The price oil sands producers receive for their crude improved to $34.50 a barrel below the international benchmark on Thursday, a three month high.
The price of Western Canada Select – a blend of heavy oil sands crude and conventional oil – has now also showed 50% improvement from the multi-year lows struck at the beginning of March.
The moves in crude spreads come after the release of the closely-followed forecast of supply and demand 12–18 months out by the International Energy Agency (IEA), an oil policy think-tank.
The IEA said on Thursday “March have seen global oil supply move ahead of oil demand for the first time since early 2009,” adding that the only thing keeping oil high is worries about the impact of Iran on oil supplies.
From a discount of $35.75 on March 9 Western Canada Select has now narrowed the gap to US crude to $18.05 after a 7.4% overnight spike. It’s still way below the 8.00 discount Alberta’s oil patch enjoyed in September, however.
At the same time the spread between US crude futures, up modestly on Thursday to trade at $103.53 a barrel, and the global oil price, has also tightened.
International benchmark crude oil futures, North Sea Brent, settled at $120.18 in Europe on Thursday, marking a $16.65 premium against US oil.
Although the spread between US benchmark West Texas Intermediate (WTI) had narrowed to $10 November, today’s price is still a significant improvement from a record margin of $26.87 hit in early September 2011.
Historically WTI has traded at a premium to Brent, but has steadily declined since the Saudis dropped the WTI contract as their benchmark in 2009.
The discount for Syncrude, a light oil made from oil sands after undergoing an expensive upgrading process, has also improved to only $1.25 below WTI.
In February and early March it dropped to a record of more than $20 below US crude. In July last year Syncrude attracted a premium of $18 on the back of a temporary supply shortage.

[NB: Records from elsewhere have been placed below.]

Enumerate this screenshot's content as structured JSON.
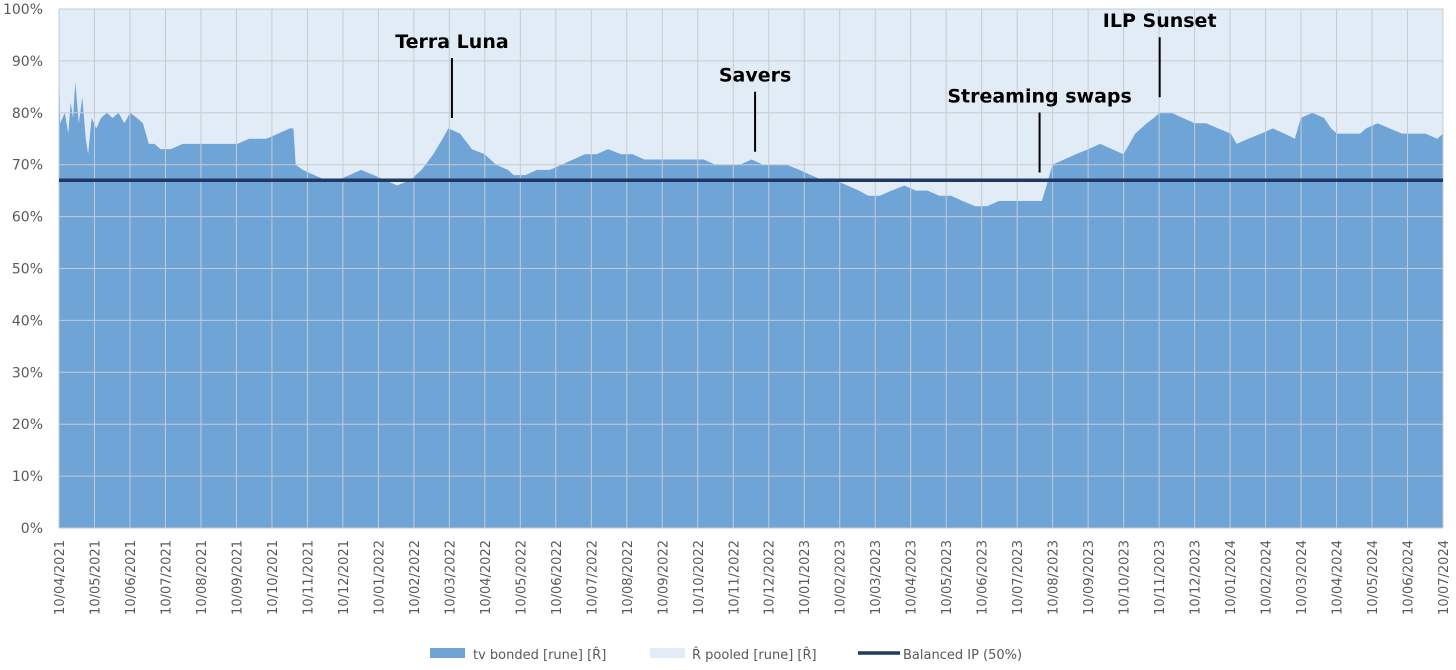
{
  "colors": {
    "plot_background": "#ffffff",
    "pooled": "#e2ecf7",
    "bonded": "#6fa4d7",
    "balanced_line": "#1f3864",
    "grid": "#c5cbd1",
    "text": "#595959"
  },
  "chart_data": {
    "type": "area",
    "stacked_to": 100,
    "x_start": "2021-04-10",
    "x_end": "2024-07-10",
    "x_tick_labels": [
      "10/04/2021",
      "10/05/2021",
      "10/06/2021",
      "10/07/2021",
      "10/08/2021",
      "10/09/2021",
      "10/10/2021",
      "10/11/2021",
      "10/12/2021",
      "10/01/2022",
      "10/02/2022",
      "10/03/2022",
      "10/04/2022",
      "10/05/2022",
      "10/06/2022",
      "10/07/2022",
      "10/08/2022",
      "10/09/2022",
      "10/10/2022",
      "10/11/2022",
      "10/12/2022",
      "10/01/2023",
      "10/02/2023",
      "10/03/2023",
      "10/04/2023",
      "10/05/2023",
      "10/06/2023",
      "10/07/2023",
      "10/08/2023",
      "10/09/2023",
      "10/10/2023",
      "10/11/2023",
      "10/12/2023",
      "10/01/2024",
      "10/02/2024",
      "10/03/2024",
      "10/04/2024",
      "10/05/2024",
      "10/06/2024",
      "10/07/2024"
    ],
    "y_tick_labels": [
      "0%",
      "10%",
      "20%",
      "30%",
      "40%",
      "50%",
      "60%",
      "70%",
      "80%",
      "90%",
      "100%"
    ],
    "ylim": [
      0,
      100
    ],
    "grid": true,
    "legend_position": "bottom",
    "series": [
      {
        "name": "tv bonded [rune] [R̂]",
        "kind": "area",
        "points": [
          [
            "2021-04-10",
            90
          ],
          [
            "2021-04-11",
            78
          ],
          [
            "2021-04-15",
            80
          ],
          [
            "2021-04-18",
            76
          ],
          [
            "2021-04-20",
            82
          ],
          [
            "2021-04-22",
            79
          ],
          [
            "2021-04-24",
            86
          ],
          [
            "2021-04-27",
            78
          ],
          [
            "2021-04-30",
            83
          ],
          [
            "2021-05-03",
            75
          ],
          [
            "2021-05-05",
            72
          ],
          [
            "2021-05-08",
            79
          ],
          [
            "2021-05-12",
            77
          ],
          [
            "2021-05-16",
            79
          ],
          [
            "2021-05-21",
            80
          ],
          [
            "2021-05-26",
            79
          ],
          [
            "2021-05-31",
            80
          ],
          [
            "2021-06-05",
            78
          ],
          [
            "2021-06-10",
            80
          ],
          [
            "2021-06-16",
            79
          ],
          [
            "2021-06-21",
            78
          ],
          [
            "2021-06-26",
            74
          ],
          [
            "2021-07-01",
            74
          ],
          [
            "2021-07-06",
            73
          ],
          [
            "2021-07-15",
            73
          ],
          [
            "2021-07-25",
            74
          ],
          [
            "2021-08-10",
            74
          ],
          [
            "2021-08-25",
            74
          ],
          [
            "2021-09-10",
            74
          ],
          [
            "2021-09-20",
            75
          ],
          [
            "2021-10-05",
            75
          ],
          [
            "2021-10-15",
            76
          ],
          [
            "2021-10-25",
            77
          ],
          [
            "2021-10-28",
            77
          ],
          [
            "2021-10-30",
            70
          ],
          [
            "2021-11-05",
            69
          ],
          [
            "2021-11-15",
            68
          ],
          [
            "2021-11-25",
            67
          ],
          [
            "2021-12-05",
            67
          ],
          [
            "2021-12-15",
            68
          ],
          [
            "2021-12-25",
            69
          ],
          [
            "2022-01-05",
            68
          ],
          [
            "2022-01-15",
            67
          ],
          [
            "2022-01-25",
            66
          ],
          [
            "2022-02-05",
            67
          ],
          [
            "2022-02-15",
            69
          ],
          [
            "2022-02-25",
            72
          ],
          [
            "2022-03-05",
            75
          ],
          [
            "2022-03-10",
            77
          ],
          [
            "2022-03-20",
            76
          ],
          [
            "2022-03-30",
            73
          ],
          [
            "2022-04-10",
            72
          ],
          [
            "2022-04-20",
            70
          ],
          [
            "2022-04-30",
            69
          ],
          [
            "2022-05-05",
            68
          ],
          [
            "2022-05-15",
            68
          ],
          [
            "2022-05-25",
            69
          ],
          [
            "2022-06-05",
            69
          ],
          [
            "2022-06-15",
            70
          ],
          [
            "2022-06-25",
            71
          ],
          [
            "2022-07-05",
            72
          ],
          [
            "2022-07-15",
            72
          ],
          [
            "2022-07-25",
            73
          ],
          [
            "2022-08-05",
            72
          ],
          [
            "2022-08-15",
            72
          ],
          [
            "2022-08-25",
            71
          ],
          [
            "2022-09-05",
            71
          ],
          [
            "2022-09-15",
            71
          ],
          [
            "2022-09-25",
            71
          ],
          [
            "2022-10-05",
            71
          ],
          [
            "2022-10-15",
            71
          ],
          [
            "2022-10-25",
            70
          ],
          [
            "2022-11-05",
            70
          ],
          [
            "2022-11-15",
            70
          ],
          [
            "2022-11-25",
            71
          ],
          [
            "2022-12-05",
            70
          ],
          [
            "2022-12-15",
            70
          ],
          [
            "2022-12-25",
            70
          ],
          [
            "2023-01-05",
            69
          ],
          [
            "2023-01-15",
            68
          ],
          [
            "2023-01-25",
            67
          ],
          [
            "2023-02-05",
            67
          ],
          [
            "2023-02-15",
            66
          ],
          [
            "2023-02-25",
            65
          ],
          [
            "2023-03-05",
            64
          ],
          [
            "2023-03-15",
            64
          ],
          [
            "2023-03-25",
            65
          ],
          [
            "2023-04-05",
            66
          ],
          [
            "2023-04-15",
            65
          ],
          [
            "2023-04-25",
            65
          ],
          [
            "2023-05-05",
            64
          ],
          [
            "2023-05-15",
            64
          ],
          [
            "2023-05-25",
            63
          ],
          [
            "2023-06-05",
            62
          ],
          [
            "2023-06-15",
            62
          ],
          [
            "2023-06-25",
            63
          ],
          [
            "2023-07-05",
            63
          ],
          [
            "2023-07-15",
            63
          ],
          [
            "2023-07-25",
            63
          ],
          [
            "2023-08-01",
            63
          ],
          [
            "2023-08-05",
            66
          ],
          [
            "2023-08-10",
            70
          ],
          [
            "2023-08-20",
            71
          ],
          [
            "2023-08-30",
            72
          ],
          [
            "2023-09-10",
            73
          ],
          [
            "2023-09-20",
            74
          ],
          [
            "2023-09-30",
            73
          ],
          [
            "2023-10-10",
            72
          ],
          [
            "2023-10-20",
            76
          ],
          [
            "2023-10-30",
            78
          ],
          [
            "2023-11-05",
            79
          ],
          [
            "2023-11-10",
            80
          ],
          [
            "2023-11-20",
            80
          ],
          [
            "2023-11-30",
            79
          ],
          [
            "2023-12-10",
            78
          ],
          [
            "2023-12-20",
            78
          ],
          [
            "2023-12-30",
            77
          ],
          [
            "2024-01-10",
            76
          ],
          [
            "2024-01-15",
            74
          ],
          [
            "2024-01-25",
            75
          ],
          [
            "2024-02-05",
            76
          ],
          [
            "2024-02-15",
            77
          ],
          [
            "2024-02-25",
            76
          ],
          [
            "2024-03-05",
            75
          ],
          [
            "2024-03-10",
            79
          ],
          [
            "2024-03-20",
            80
          ],
          [
            "2024-03-30",
            79
          ],
          [
            "2024-04-05",
            77
          ],
          [
            "2024-04-10",
            76
          ],
          [
            "2024-04-20",
            76
          ],
          [
            "2024-04-30",
            76
          ],
          [
            "2024-05-05",
            77
          ],
          [
            "2024-05-15",
            78
          ],
          [
            "2024-05-25",
            77
          ],
          [
            "2024-06-05",
            76
          ],
          [
            "2024-06-15",
            76
          ],
          [
            "2024-06-25",
            76
          ],
          [
            "2024-07-05",
            75
          ],
          [
            "2024-07-10",
            76
          ]
        ]
      },
      {
        "name": "R̂ pooled [rune] [R̂]",
        "kind": "area",
        "fills_to": 100
      },
      {
        "name": "Balanced IP (50%)",
        "kind": "line",
        "value": 67
      }
    ],
    "annotations": [
      {
        "text": "Terra Luna",
        "x": "2022-03-13",
        "y": 79
      },
      {
        "text": "Savers",
        "x": "2022-11-28",
        "y": 72.5
      },
      {
        "text": "Streaming swaps",
        "x": "2023-07-30",
        "y": 68.5
      },
      {
        "text": "ILP Sunset",
        "x": "2023-11-10",
        "y": 83
      }
    ]
  }
}
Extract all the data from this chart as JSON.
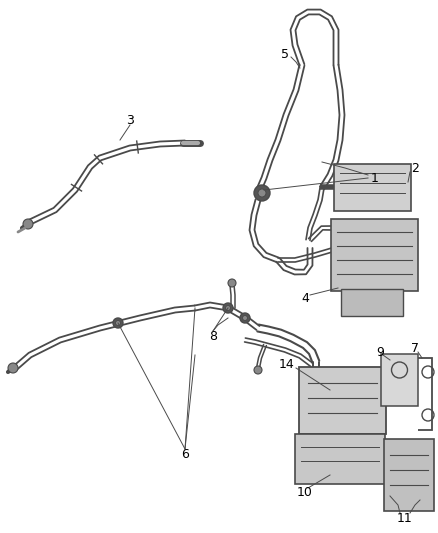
{
  "background_color": "#ffffff",
  "line_color": "#4a4a4a",
  "label_color": "#000000",
  "fig_width": 4.38,
  "fig_height": 5.33,
  "dpi": 100
}
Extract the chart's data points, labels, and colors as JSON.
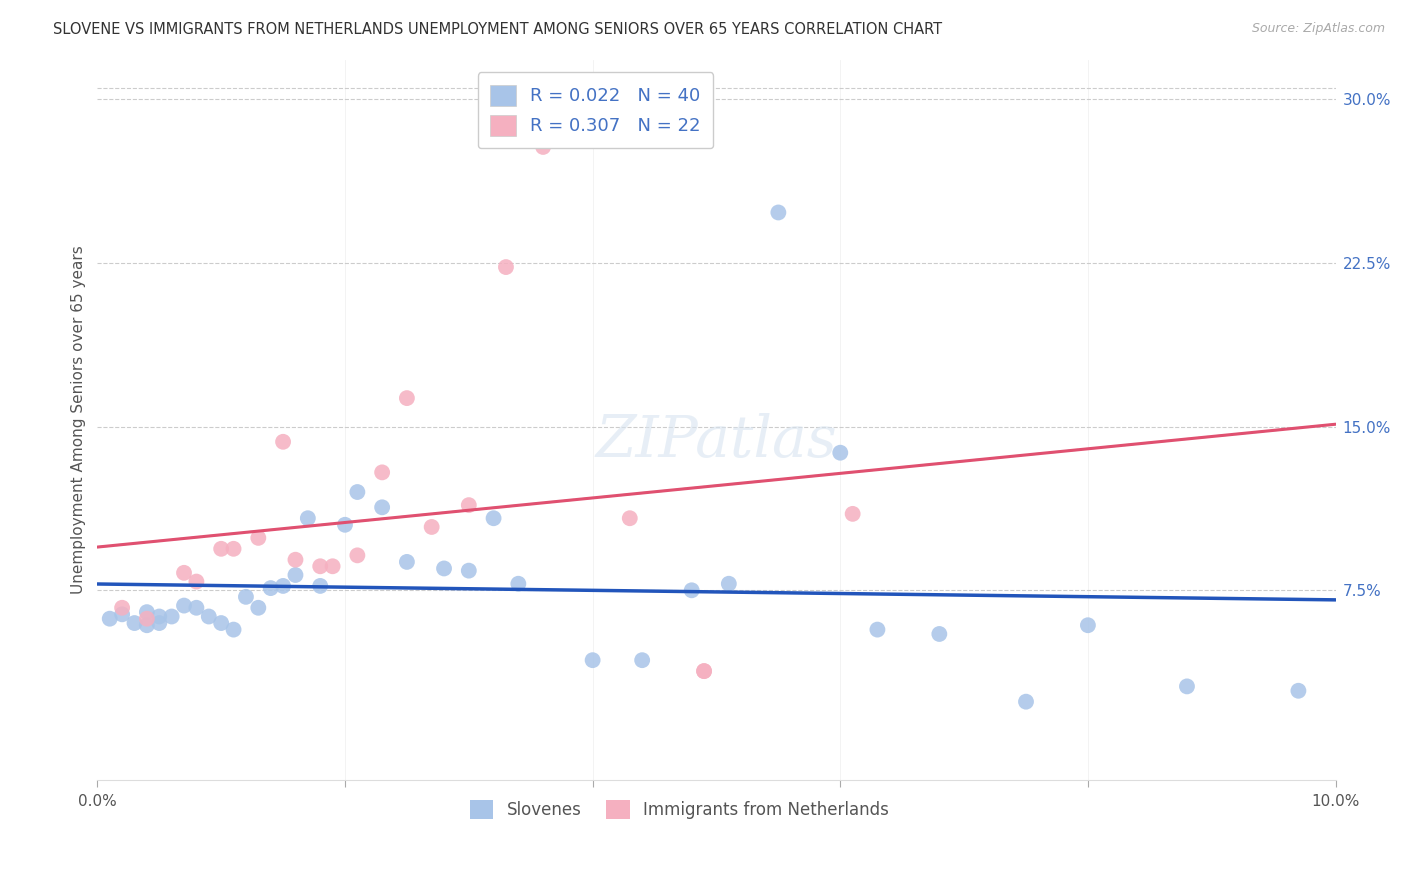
{
  "title": "SLOVENE VS IMMIGRANTS FROM NETHERLANDS UNEMPLOYMENT AMONG SENIORS OVER 65 YEARS CORRELATION CHART",
  "source": "Source: ZipAtlas.com",
  "ylabel": "Unemployment Among Seniors over 65 years",
  "xlim": [
    0.0,
    0.1
  ],
  "ylim": [
    -0.012,
    0.318
  ],
  "xticks": [
    0.0,
    0.02,
    0.04,
    0.06,
    0.08,
    0.1
  ],
  "xticklabels": [
    "0.0%",
    "",
    "",
    "",
    "",
    "10.0%"
  ],
  "yticks_right": [
    0.075,
    0.15,
    0.225,
    0.3
  ],
  "yticklabels_right": [
    "7.5%",
    "15.0%",
    "22.5%",
    "30.0%"
  ],
  "slovene_color": "#a8c4e8",
  "netherlands_color": "#f5b0c0",
  "line1_color": "#2255bb",
  "line2_color": "#e05070",
  "grid_color": "#cccccc",
  "background_color": "#ffffff",
  "slovene_x": [
    0.001,
    0.002,
    0.003,
    0.004,
    0.004,
    0.005,
    0.005,
    0.006,
    0.007,
    0.008,
    0.009,
    0.01,
    0.011,
    0.012,
    0.013,
    0.014,
    0.015,
    0.016,
    0.017,
    0.018,
    0.02,
    0.021,
    0.023,
    0.025,
    0.028,
    0.03,
    0.032,
    0.034,
    0.04,
    0.044,
    0.048,
    0.051,
    0.055,
    0.06,
    0.063,
    0.068,
    0.075,
    0.08,
    0.088,
    0.097
  ],
  "slovene_y": [
    0.062,
    0.064,
    0.06,
    0.059,
    0.065,
    0.063,
    0.06,
    0.063,
    0.068,
    0.067,
    0.063,
    0.06,
    0.057,
    0.072,
    0.067,
    0.076,
    0.077,
    0.082,
    0.108,
    0.077,
    0.105,
    0.12,
    0.113,
    0.088,
    0.085,
    0.084,
    0.108,
    0.078,
    0.043,
    0.043,
    0.075,
    0.078,
    0.248,
    0.138,
    0.057,
    0.055,
    0.024,
    0.059,
    0.031,
    0.029
  ],
  "netherlands_x": [
    0.002,
    0.004,
    0.007,
    0.008,
    0.01,
    0.011,
    0.013,
    0.015,
    0.016,
    0.018,
    0.019,
    0.021,
    0.023,
    0.025,
    0.027,
    0.03,
    0.033,
    0.036,
    0.043,
    0.049,
    0.049,
    0.061
  ],
  "netherlands_y": [
    0.067,
    0.062,
    0.083,
    0.079,
    0.094,
    0.094,
    0.099,
    0.143,
    0.089,
    0.086,
    0.086,
    0.091,
    0.129,
    0.163,
    0.104,
    0.114,
    0.223,
    0.278,
    0.108,
    0.038,
    0.038,
    0.11
  ]
}
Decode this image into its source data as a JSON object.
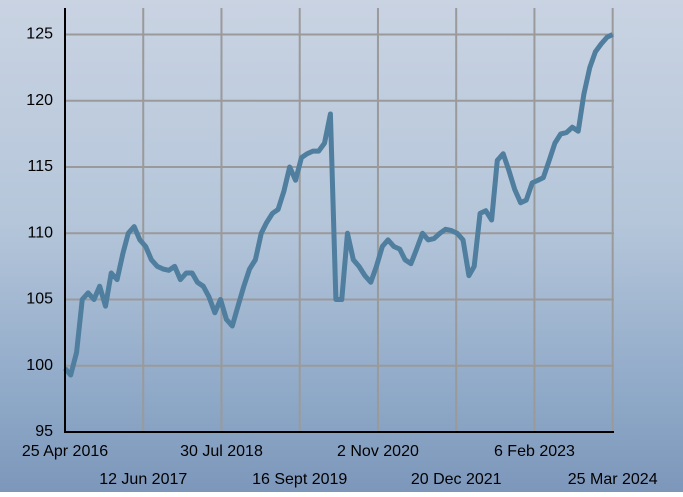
{
  "chart_data": {
    "type": "line",
    "color": "#4f7e9e",
    "grid": true,
    "x": [
      "2016-04-25",
      "2016-05-25",
      "2016-06-25",
      "2016-07-25",
      "2016-08-25",
      "2016-09-25",
      "2016-10-25",
      "2016-11-25",
      "2016-12-25",
      "2017-01-25",
      "2017-02-25",
      "2017-03-25",
      "2017-04-25",
      "2017-05-25",
      "2017-06-25",
      "2017-07-25",
      "2017-08-25",
      "2017-09-25",
      "2017-10-25",
      "2017-11-25",
      "2017-12-25",
      "2018-01-25",
      "2018-02-25",
      "2018-03-25",
      "2018-04-25",
      "2018-05-25",
      "2018-06-25",
      "2018-07-25",
      "2018-08-25",
      "2018-09-25",
      "2018-10-25",
      "2018-11-25",
      "2018-12-25",
      "2019-01-25",
      "2019-02-25",
      "2019-03-25",
      "2019-04-25",
      "2019-05-25",
      "2019-06-25",
      "2019-07-25",
      "2019-08-25",
      "2019-09-25",
      "2019-10-25",
      "2019-11-25",
      "2019-12-25",
      "2020-01-25",
      "2020-02-25",
      "2020-03-25",
      "2020-04-25",
      "2020-05-25",
      "2020-06-25",
      "2020-07-25",
      "2020-08-25",
      "2020-09-25",
      "2020-10-25",
      "2020-11-25",
      "2020-12-25",
      "2021-01-25",
      "2021-02-25",
      "2021-03-25",
      "2021-04-25",
      "2021-05-25",
      "2021-06-25",
      "2021-07-25",
      "2021-08-25",
      "2021-09-25",
      "2021-10-25",
      "2021-11-25",
      "2021-12-25",
      "2022-01-25",
      "2022-02-25",
      "2022-03-25",
      "2022-04-25",
      "2022-05-25",
      "2022-06-25",
      "2022-07-25",
      "2022-08-25",
      "2022-09-25",
      "2022-10-25",
      "2022-11-25",
      "2022-12-25",
      "2023-01-25",
      "2023-02-25",
      "2023-03-25",
      "2023-04-25",
      "2023-05-25",
      "2023-06-25",
      "2023-07-25",
      "2023-08-25",
      "2023-09-25",
      "2023-10-25",
      "2023-11-25",
      "2023-12-25",
      "2024-01-25",
      "2024-02-25",
      "2024-03-25"
    ],
    "values": [
      99.8,
      99.3,
      101,
      105,
      105.5,
      105,
      106,
      104.5,
      107,
      106.5,
      108.5,
      110,
      110.5,
      109.5,
      109,
      108,
      107.5,
      107.3,
      107.2,
      107.5,
      106.5,
      107,
      107,
      106.3,
      106,
      105.2,
      104,
      105,
      103.5,
      103,
      104.5,
      106,
      107.3,
      108,
      110,
      110.8,
      111.5,
      111.8,
      113.2,
      115,
      114,
      115.7,
      116,
      116.2,
      116.2,
      116.8,
      119,
      105,
      105,
      110,
      108,
      107.5,
      106.8,
      106.3,
      107.5,
      109,
      109.5,
      109,
      108.8,
      108,
      107.7,
      108.8,
      110,
      109.5,
      109.6,
      110,
      110.3,
      110.2,
      110,
      109.5,
      106.8,
      107.5,
      111.5,
      111.7,
      111,
      115.5,
      116,
      114.7,
      113.3,
      112.3,
      112.5,
      113.8,
      114,
      114.2,
      115.5,
      116.8,
      117.5,
      117.6,
      118,
      117.7,
      120.5,
      122.5,
      123.7,
      124.3,
      124.8,
      125
    ],
    "xlim": [
      "2016-04-25",
      "2024-04-01"
    ],
    "xticks": [
      {
        "value": "2016-04-25",
        "label": "25 Apr 2016"
      },
      {
        "value": "2017-06-12",
        "label": "12 Jun 2017"
      },
      {
        "value": "2018-07-30",
        "label": "30 Jul 2018"
      },
      {
        "value": "2019-09-16",
        "label": "16 Sept 2019"
      },
      {
        "value": "2020-11-02",
        "label": "2 Nov 2020"
      },
      {
        "value": "2021-12-20",
        "label": "20 Dec 2021"
      },
      {
        "value": "2023-02-06",
        "label": "6 Feb 2023"
      },
      {
        "value": "2024-03-25",
        "label": "25 Mar 2024"
      }
    ],
    "ylim": [
      95,
      127
    ],
    "yticks": [
      95,
      100,
      105,
      110,
      115,
      120,
      125
    ]
  }
}
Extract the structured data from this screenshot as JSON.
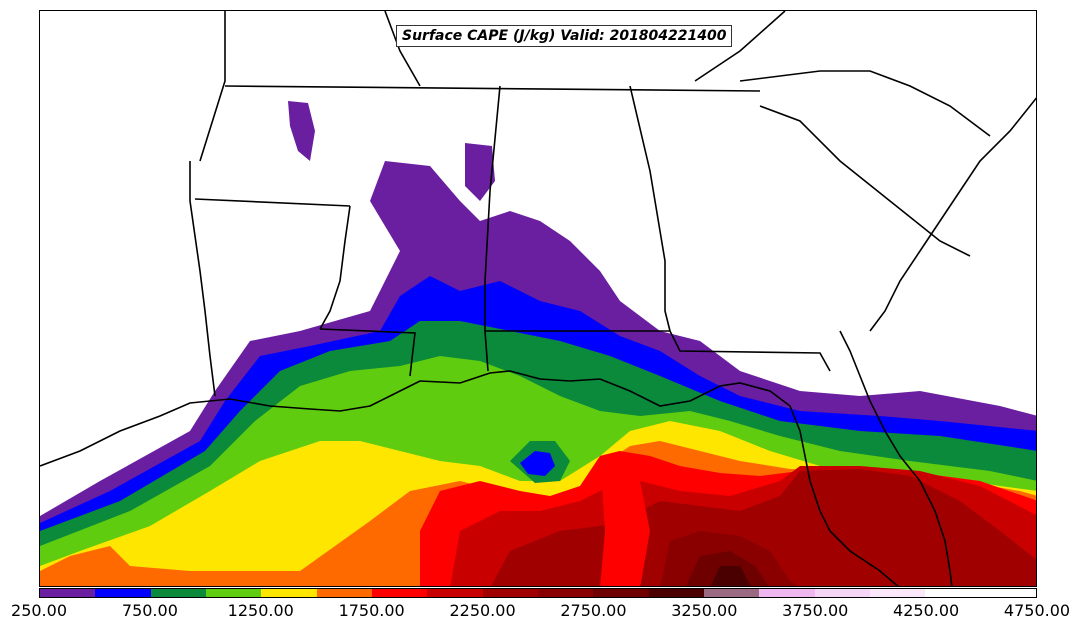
{
  "title": "Surface CAPE (J/kg) Valid: 201804221400",
  "colorbar": {
    "colors": [
      "#6a1fa0",
      "#0000ff",
      "#0a8a3a",
      "#5fcc10",
      "#ffe600",
      "#ff6a00",
      "#ff0000",
      "#c80000",
      "#a00000",
      "#8a0000",
      "#6e0000",
      "#4a0000",
      "#9a6a82",
      "#f0b6f0",
      "#f6d6f6",
      "#fbe8fb",
      "#ffffff",
      "#ffffff"
    ],
    "tick_labels": [
      "250.00",
      "750.00",
      "1250.00",
      "1750.00",
      "2250.00",
      "2750.00",
      "3250.00",
      "3750.00",
      "4250.00",
      "4750.00"
    ],
    "range": [
      250,
      4750
    ]
  }
}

Alberta production is set to more than double to 3.7 million barrels per day by 2025 out of a total of 4.7 million for the whole of Canada.
99% of Canada’s current crude exports of 2 million barrels per day end up in the US.
Without access to new markets in China and the rest of Asia due to a dearth of pipelines, longer term the outlook for the oil sands is not so rosy:
Bitumen is expensive to extract, upgrade and refine and cannot compete with the many new shale oil plays – particularly in the Bakken oil basin – which have pushed US production to its highest level in a decade and could see it become the planet’s number one producer of crude.
Production in the US particularly from the Bakken basin in North Dakota will see the country ramp up current output of 7.8 million barrels/day to 10.9 million barrels over the next few years.
Apart from the boom in US production, and a strong currency, Alberta’s oil sands players are also threatened by escalating costs and labour shortages.